Figure 2 - The authors' reconstruction of the Unenlagia fossil.

(After figure 1, Nature, Vol. 387, 22 May 1997, p:391)


Rock Source: Upper Cretaceous

Associated Fossils: These rocks have also produced remains of the theropod "basal bird" Patagonykus piertai, as well as some other non-avian (non-bird) theropod dinosaurs.

Observations Made:

(1) Unenlagia had already "acquired novel, almost avian, forelimb movements". [p:391]

(2) Unenlagia combines a mixture of dinosaur and bird characters. "Unenlagia is a true mosaic ..." [p:350]

Method of Analysis:

(1) Eighty of Unenlagia's bone features were scored and put into a table. The data "was processed using the implicit enumeration option in Hennig 86" [p:392] to produce many cladograms.

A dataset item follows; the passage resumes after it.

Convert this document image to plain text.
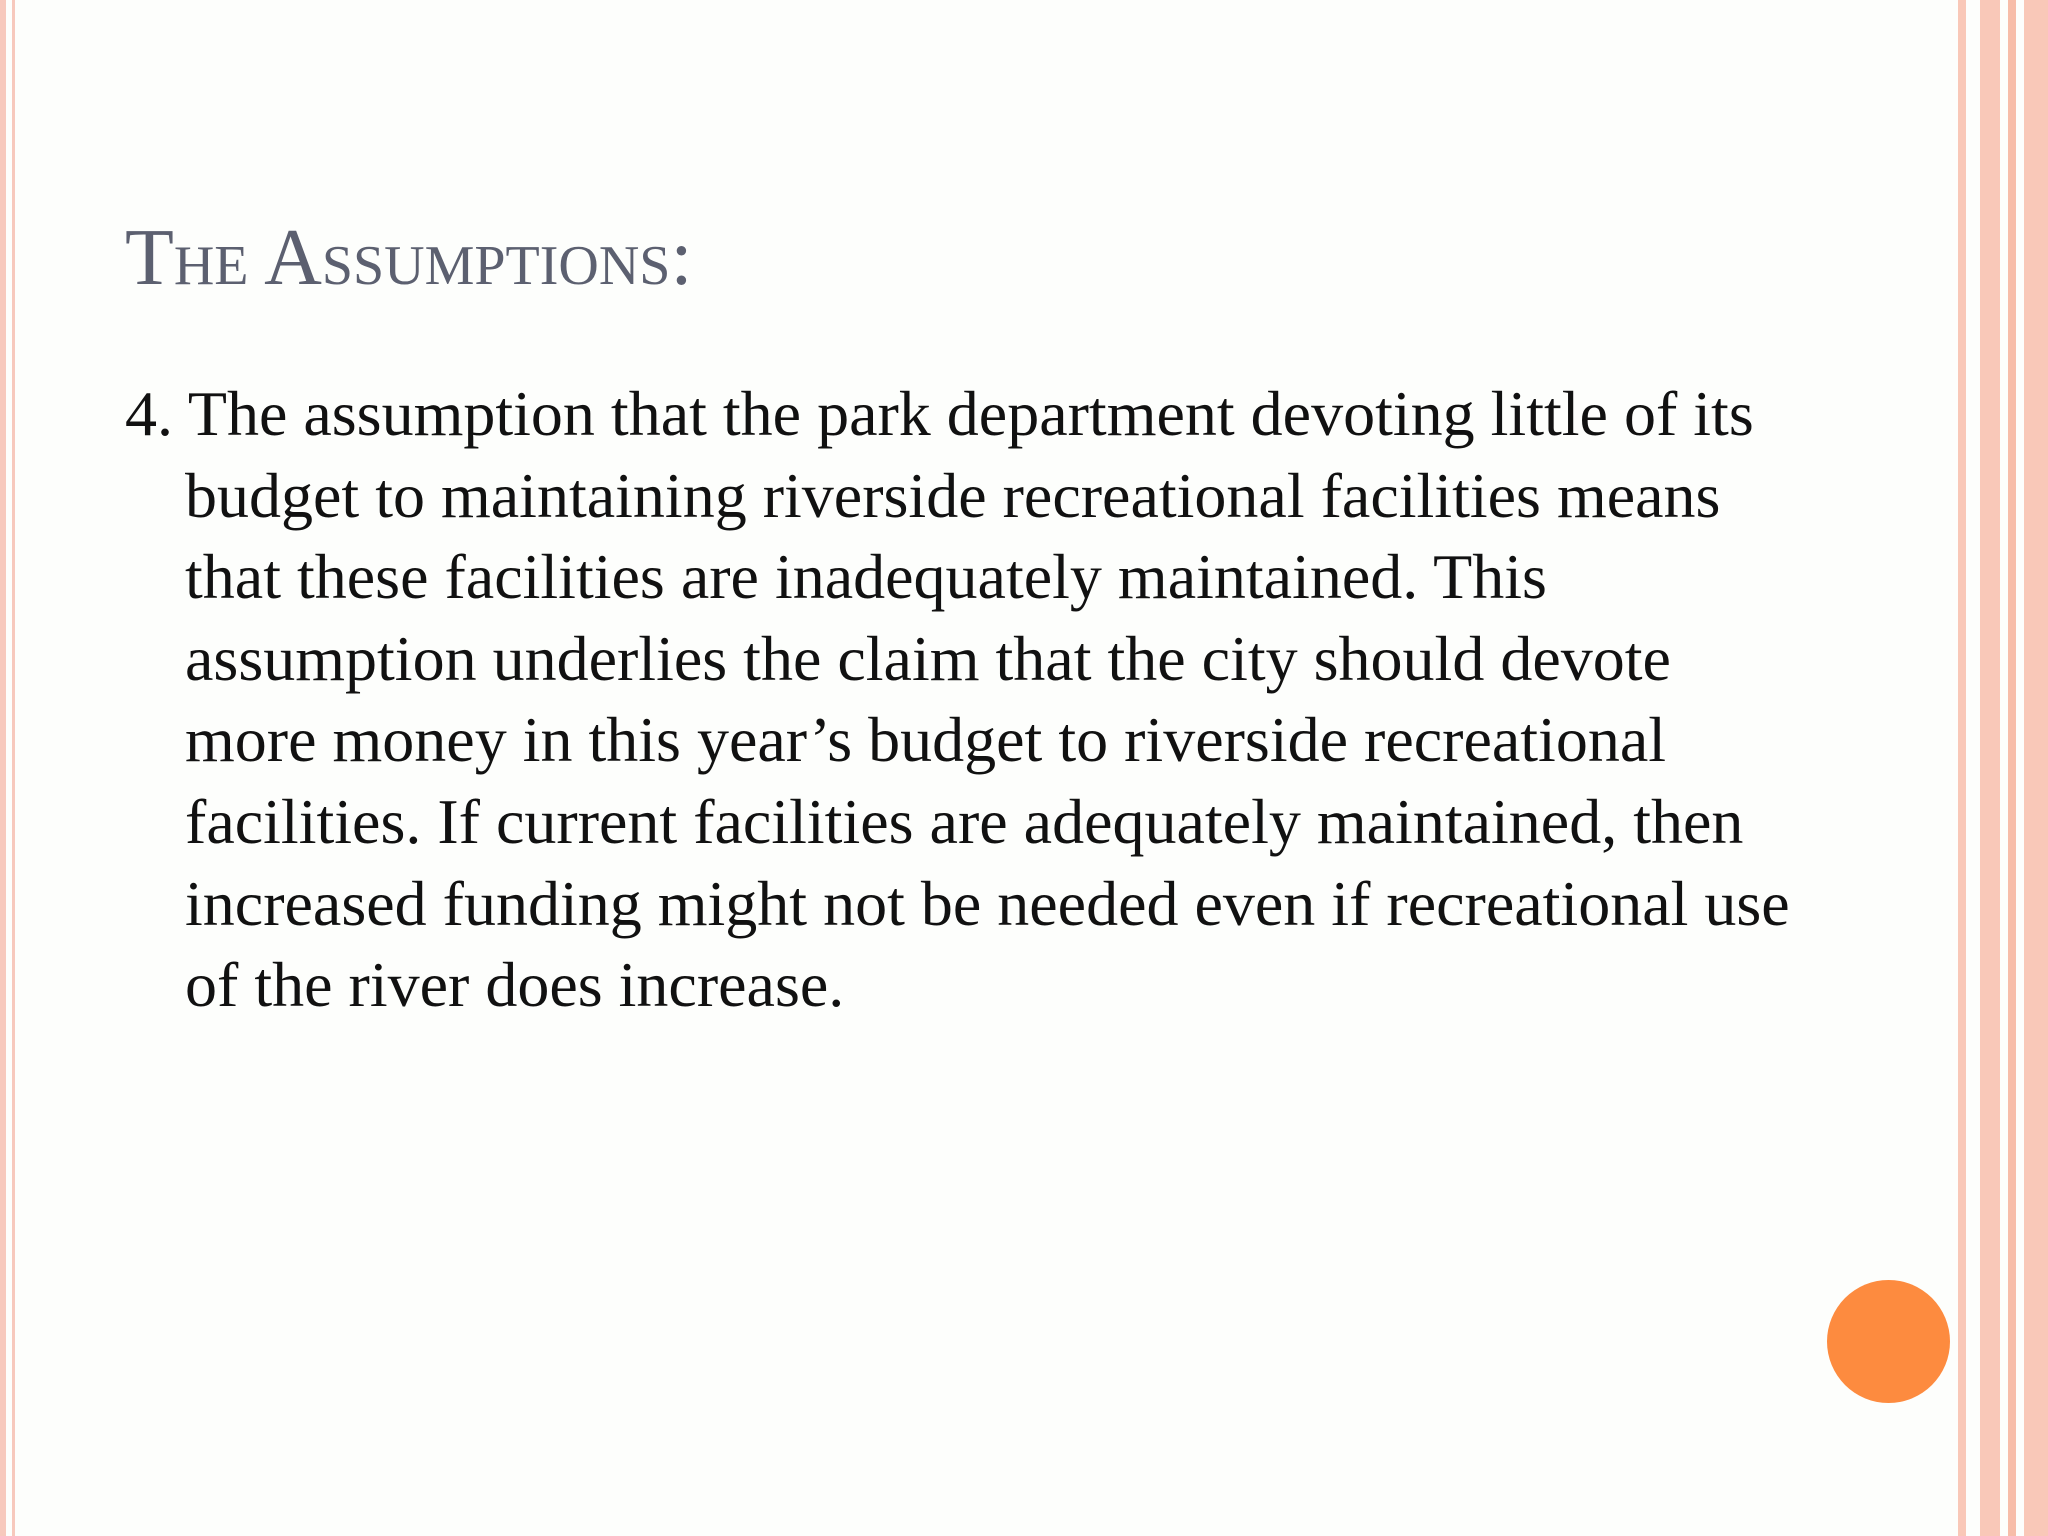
The Assumptions:

4. The assumption that the park department devoting little of its budget to maintaining riverside recreational facilities means that these facilities are inadequately maintained. This assumption underlies the claim that the city should devote more money in this year’s budget to riverside recreational facilities. If current facilities are adequately maintained, then increased funding might not be needed even if recreational use of the river does increase.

(2) The best cladogram chosen was the "most parsimonious tree" which consisted of "116 steps, a consistency index of 0.68, and a retention index of 0.71." [p:392]


Figure 3 - The authors' chosen cladogram showing the possible relationship between

Unenlagia and other fossils.

(After figure 3, Nature, Vol. 387, 22 May 1997, p:391)


Results of the Analysis: "Unenlagia slots in cladistically between dromaeosauid [dinosaurs] and Archaeopteryx." [p:349]

Conclusion Drawn: Unenlagia represents "an intermediate" [p:391] between dinosaurs and birds.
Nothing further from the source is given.